Entre science et illusion dans un laboratoire inspiré de l’univers de Jules Verne, il est aujourd’hui une des meilleures références du spectacle de magie, une belle poésie en plus. Il fait appel à quelques spectateurs au cours du spectacle, ce qui établit une belle connivence avec le public. En première partie, quelques numéros de mentaliste effectués par Viktor Vincent qui en réalise un, entre autres, où il multiplie de vive voix 8541 par 8541… Résultat exact : 72 948 681 qu’il annonce quelques minutes après, et qu’il fait évidemment vérifier par les spectateurs sur la calculette de leur portable. Stupéfiant.
Luc Langevin, lui, est un jeune magicien d’une trentaine d’années très connu au Québec. Le début du spectacle où il joue avec un double de lui-même grâce à une technologie virtuelle qui, malheureusement est loin d’être au point, a du mal à démarrer. Mais, très vite, avec son léger accent québécois et sa gentillesse, il sait gagner la confiance du public. Il raconte avec beaucoup de simplicité ses envies et ses rêves d’enfant : devenir magicien. Une ambition, dit-il, qui s’est ensuite concrétisée, quand il a réussi une audition, alors qu’il était encore étudiant en sciences à l’université Laval du Québec où il a obtenu une licence en génie physique et une maîtrise en optique. Bien utile quand on veut créer des tours de magie…
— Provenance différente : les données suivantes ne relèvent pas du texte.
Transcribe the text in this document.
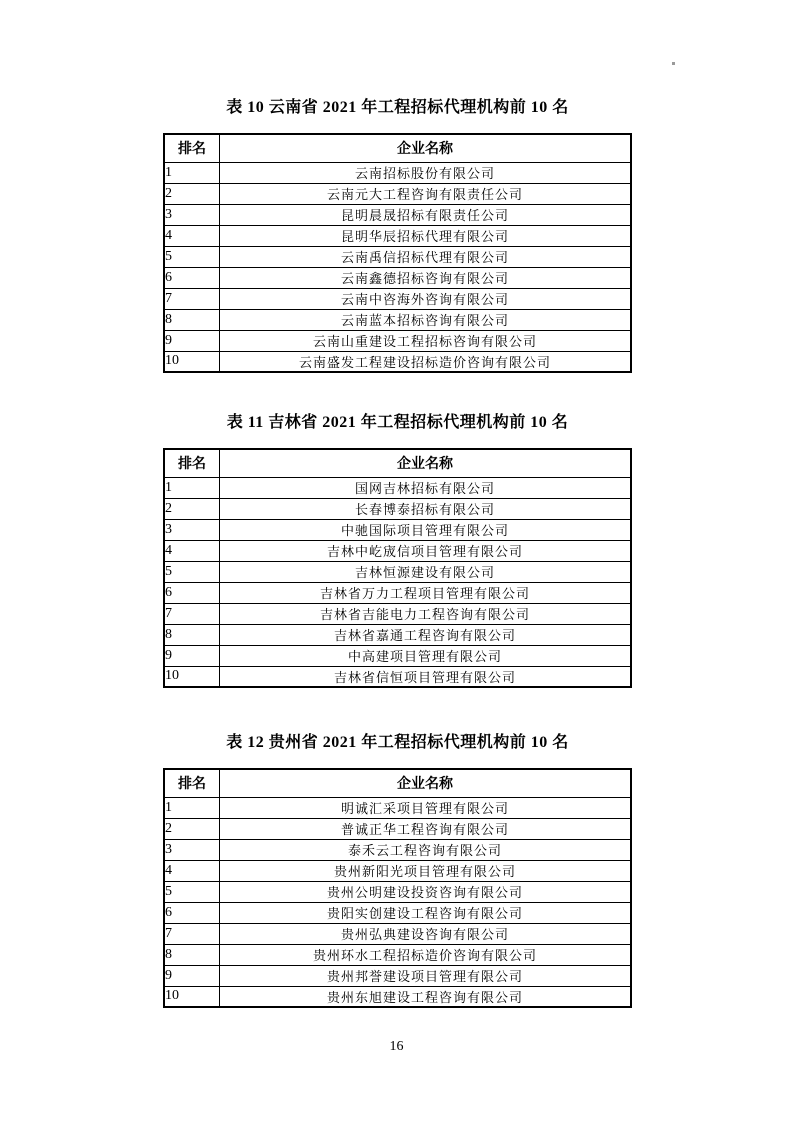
表 10 云南省 2021 年工程招标代理机构前 10 名
排名	企业名称
1	云南招标股份有限公司
2	云南元大工程咨询有限责任公司
3	昆明晨晟招标有限责任公司
4	昆明华辰招标代理有限公司
5	云南禹信招标代理有限公司
6	云南鑫德招标咨询有限公司
7	云南中咨海外咨询有限公司
8	云南蓝本招标咨询有限公司
9	云南山重建设工程招标咨询有限公司
10	云南盛发工程建设招标造价咨询有限公司
表 11 吉林省 2021 年工程招标代理机构前 10 名
排名	企业名称
1	国网吉林招标有限公司
2	长春博泰招标有限公司
3	中驰国际项目管理有限公司
4	吉林中屹宬信项目管理有限公司
5	吉林恒源建设有限公司
6	吉林省万力工程项目管理有限公司
7	吉林省吉能电力工程咨询有限公司
8	吉林省嘉通工程咨询有限公司
9	中高建项目管理有限公司
10	吉林省信恒项目管理有限公司
表 12 贵州省 2021 年工程招标代理机构前 10 名
排名	企业名称
1	明诚汇采项目管理有限公司
2	普诚正华工程咨询有限公司
3	泰禾云工程咨询有限公司
4	贵州新阳光项目管理有限公司
5	贵州公明建设投资咨询有限公司
6	贵阳实创建设工程咨询有限公司
7	贵州弘典建设咨询有限公司
8	贵州环水工程招标造价咨询有限公司
9	贵州邦誉建设项目管理有限公司
10	贵州东旭建设工程咨询有限公司
16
Puis il commence à réaliser quelques tours de cartes, et ensuite inscrit un ensemble de dates de naissance recueilli auprès du public, sur un tableau pour arriver au nombre unique de 71, que les chiffres soient placés, à la verticale, à l’horizontale, en carrés ou dans les deux diagonales. Numéro connu, qui ne doit, bien entendu, rien à la magie et tout à la logique mais qui reste bluffant, quand il est, comme ici, vite et bien réalisé.
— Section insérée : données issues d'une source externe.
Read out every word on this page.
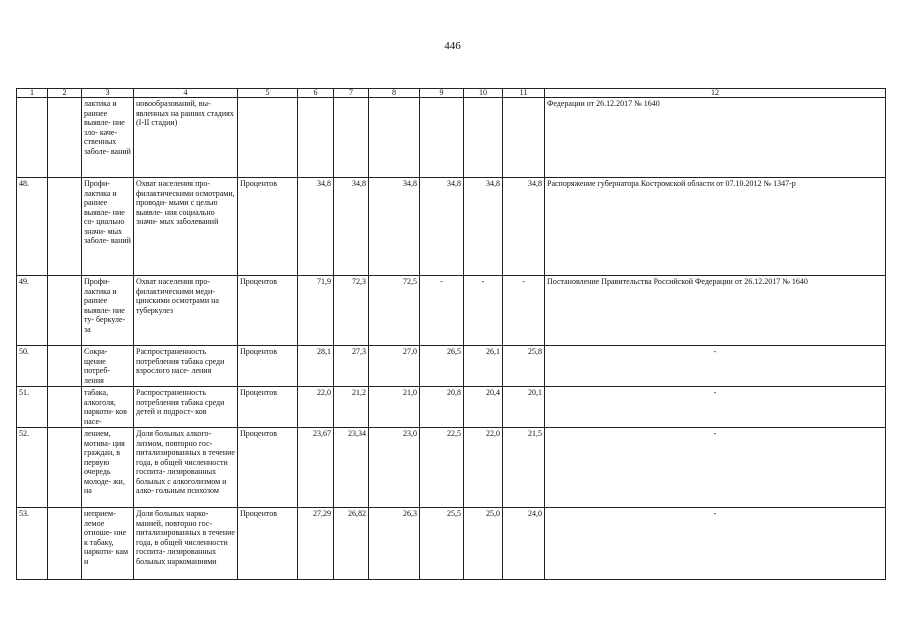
446
1	2	3	4	5	6	7	8	9	10	11	12
		лактика и раннее выявле- ние зло- каче- ственных заболе- ваний	новообразований, вы- явленных на ранних стадиях (I-II стадии)								Федерации от 26.12.2017 № 1640
48.		Профи- лактика и раннее выявле- ние со- циально значи- мых заболе- ваний	Охват населения про- филактическими осмотрами, проводи- мыми с целью выявле- ния социально значи- мых заболеваний	Процентов	34,8	34,8	34,8	34,8	34,8	34,8	Распоряжение губернатора Костромской области от 07.10.2012 № 1347-р
49.		Профи- лактика и раннее выявле- ние ту- беркуле- за	Охват населения про- филактическими меди- цинскими осмотрами на туберкулез	Процентов	71,9	72,3	72,5	-	-	-	Постановление Правительства Российской Федерации от 26.12.2017 № 1640
50.		Сокра- щение потреб- ления	Распространенность потребления табака среди взрослого насе- ления	Процентов	28,1	27,3	27,0	26,5	26,1	25,8	-
51.		табака, алкоголя, наркоти- ков насе-	Распространенность потребления табака среди детей и подрост- ков	Процентов	22,0	21,2	21,0	20,8	20,4	20,1	-
52.		лением, мотива- ция граждан, в первую очередь молоде- жи, на	Доля больных алкого- лизмом, повторно гос- питализированных в течение года, в общей численности госпита- лизированных больных с алкоголизмом и алко- гольным психозом	Процентов	23,67	23,34	23,0	22,5	22,0	21,5	-
53.		неприем- лемое отноше- ние к табаку, наркоти- кам и	Доля больных нарко- манией, повторно гос- питализированных в течение года, в общей численности госпита- лизированных больных наркоманиями	Процентов	27,29	26,82	26,3	25,5	25,0	24,0	-
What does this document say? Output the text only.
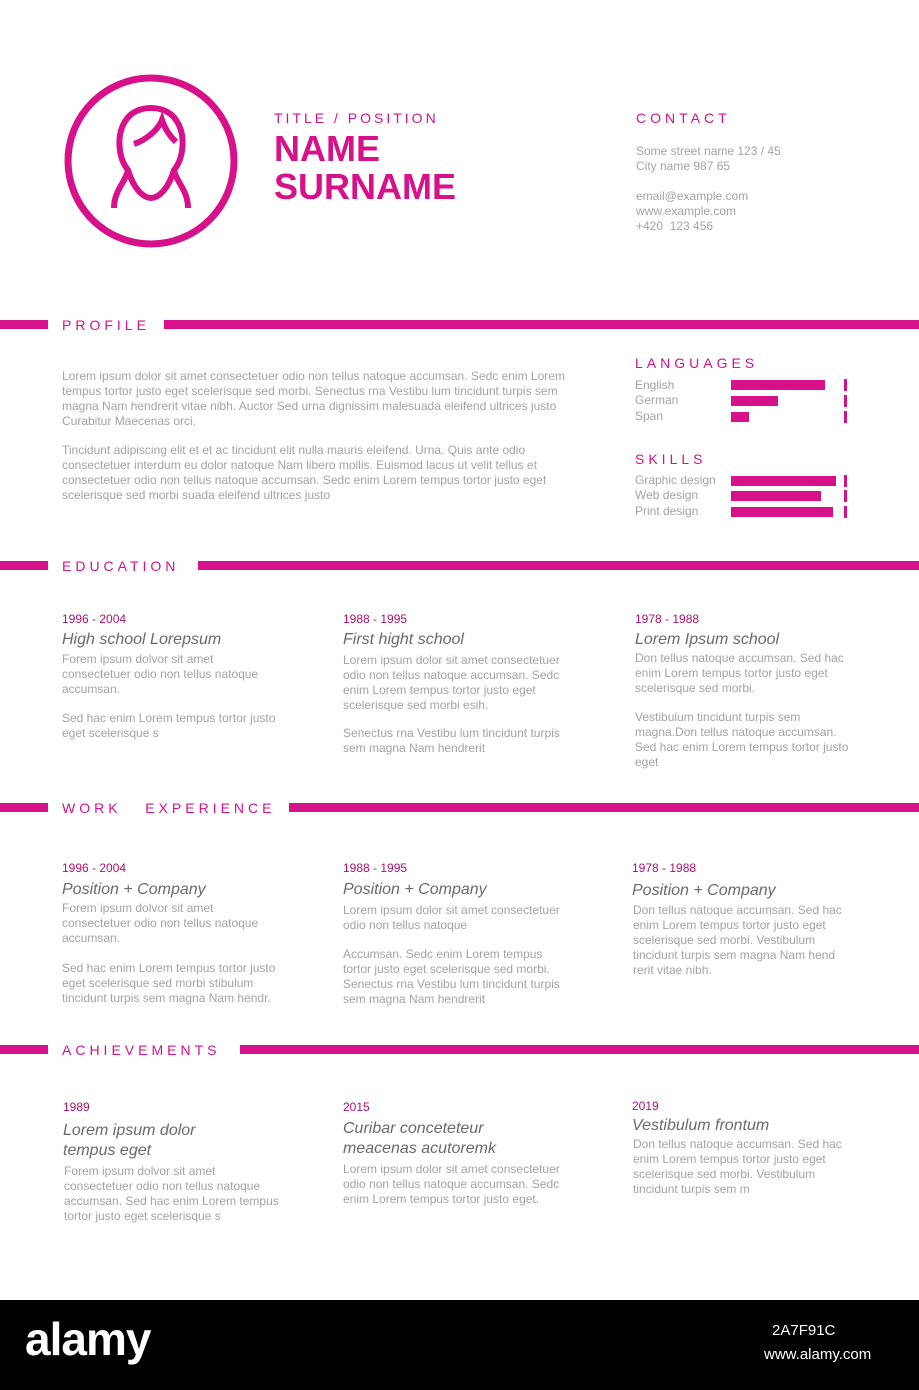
TITLE / POSITION
NAME
SURNAME
CONTACT
Some street name 123 / 45
City name 987 65
email@example.com
www.example.com
+420  123 456
PROFILE
Lorem ipsum dolor sit amet consectetuer odio non tellus natoque accumsan. Sedc enim Lorem tempus tortor justo eget scelerisque sed morbi. Senectus rna Vestibu lum tincidunt turpis sem magna Nam hendrerit vitae nibh. Auctor Sed urna dignissim malesuada eleifend ultrices justo Curabitur Maecenas orci.
Tincidunt adipiscing elit et et ac tincidunt elit nulla mauris eleifend. Urna. Quis ante odio consectetuer interdum eu dolor natoque Nam libero mollis. Euismod lacus ut velit tellus et consectetuer odio non tellus natoque accumsan. Sedc enim Lorem tempus tortor justo eget scelerisque sed morbi suada eleifend ultrices justo
LANGUAGES
English
German
Span
SKILLS
Graphic design
Web design
Print design
EDUCATION
1996 - 2004
High school Lorepsum
Forem ipsum dolvor sit amet consectetuer odio non tellus natoque accumsan.
Sed hac enim Lorem tempus tortor justo eget scelerisque s
1988 - 1995
First hight school
Lorem ipsum dolor sit amet consectetuer odio non tellus natoque accumsan. Sedc enim Lorem tempus tortor justo eget scelerisque sed morbi esih.
Senectus rna Vestibu lum tincidunt turpis sem magna Nam hendrerit
1978 - 1988
Lorem Ipsum school
Don tellus natoque accumsan. Sed hac enim Lorem tempus tortor justo eget scelerisque sed morbi.
Vestibulum tincidunt turpis sem magna.Don tellus natoque accumsan. Sed hac enim Lorem tempus tortor justo eget
WORK   EXPERIENCE
1996 - 2004
Position + Company
Forem ipsum dolvor sit amet consectetuer odio non tellus natoque accumsan.
Sed hac enim Lorem tempus tortor justo eget scelerisque sed morbi stibulum tincidunt turpis sem magna Nam hendr.
1988 - 1995
Position + Company
Lorem ipsum dolor sit amet consectetuer odio non tellus natoque
Accumsan. Sedc enim Lorem tempus tortor justo eget scelerisque sed morbi. Senectus rna Vestibu lum tincidunt turpis sem magna Nam hendrerit
1978 - 1988
Position + Company
Don tellus natoque accumsan. Sed hac enim Lorem tempus tortor justo eget scelerisque sed morbi. Vestibulum tincidunt turpis sem magna Nam hend rerit vitae nibh.
ACHIEVEMENTS
1989
Lorem ipsum dolor tempus eget
Forem ipsum dolvor sit amet consectetuer odio non tellus natoque accumsan. Sed hac enim Lorem tempus tortor justo eget scelerisque s
2015
Curibar conceteteur meacenas acutoremk
Lorem ipsum dolor sit amet consectetuer odio non tellus natoque accumsan. Sedc enim Lorem tempus tortor justo eget.
2019
Vestibulum frontum
Don tellus natoque accumsan. Sed hac enim Lorem tempus tortor justo eget scelerisque sed morbi. Vestibulum tincidunt turpis sem m
alamy	2A7F91C
www.alamy.com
Tout aussi bluffant, un des meilleurs numéros de ce spectacle : un classique du close-up, maintenant rendu possible même dans de grandes salles, grâce à une caméra qui le retransmet sur grand écran. Mais ici très poétique et que Luc Langevin réalise impeccablement et, comme tous les autres numéros sans exception, avec une grande intelligence.
A la fin, le spectateur peut ainsi retrouver un ou plusieurs petits objets que le magicien lui a empruntés et qui ont pourtant disparu et/ou ont été coupés en deux devant nous, ce qui s’oppose aux lois les plus élémentaires de la physique… Luc Langevin invite ainsi un spectateur à venir déposer un trousseau de clés, un billet de vingt euros, et son téléphone. Sur une petite table, il prélève la plus petite clé du trousseau, celle d’une boîte à lettres, déchire un des côtés du billet et garde le téléphone…
Grâce à une retransmission sur grand écran, on voit parfaitement, enfin presque, toute la manipulation. Langevin place alors une grosse boule blanche en polystyrène expansé sur la petite table. C’est là où tout se passe et où on est censé tout voir (mais où bien entendu, on ne comprend rien de rien ou presque de ce festival de trucage et de manipulation !) puis il confie la grosse boule à l’amie du spectateur, avec la consigne de la garder soigneusement sur ses genoux…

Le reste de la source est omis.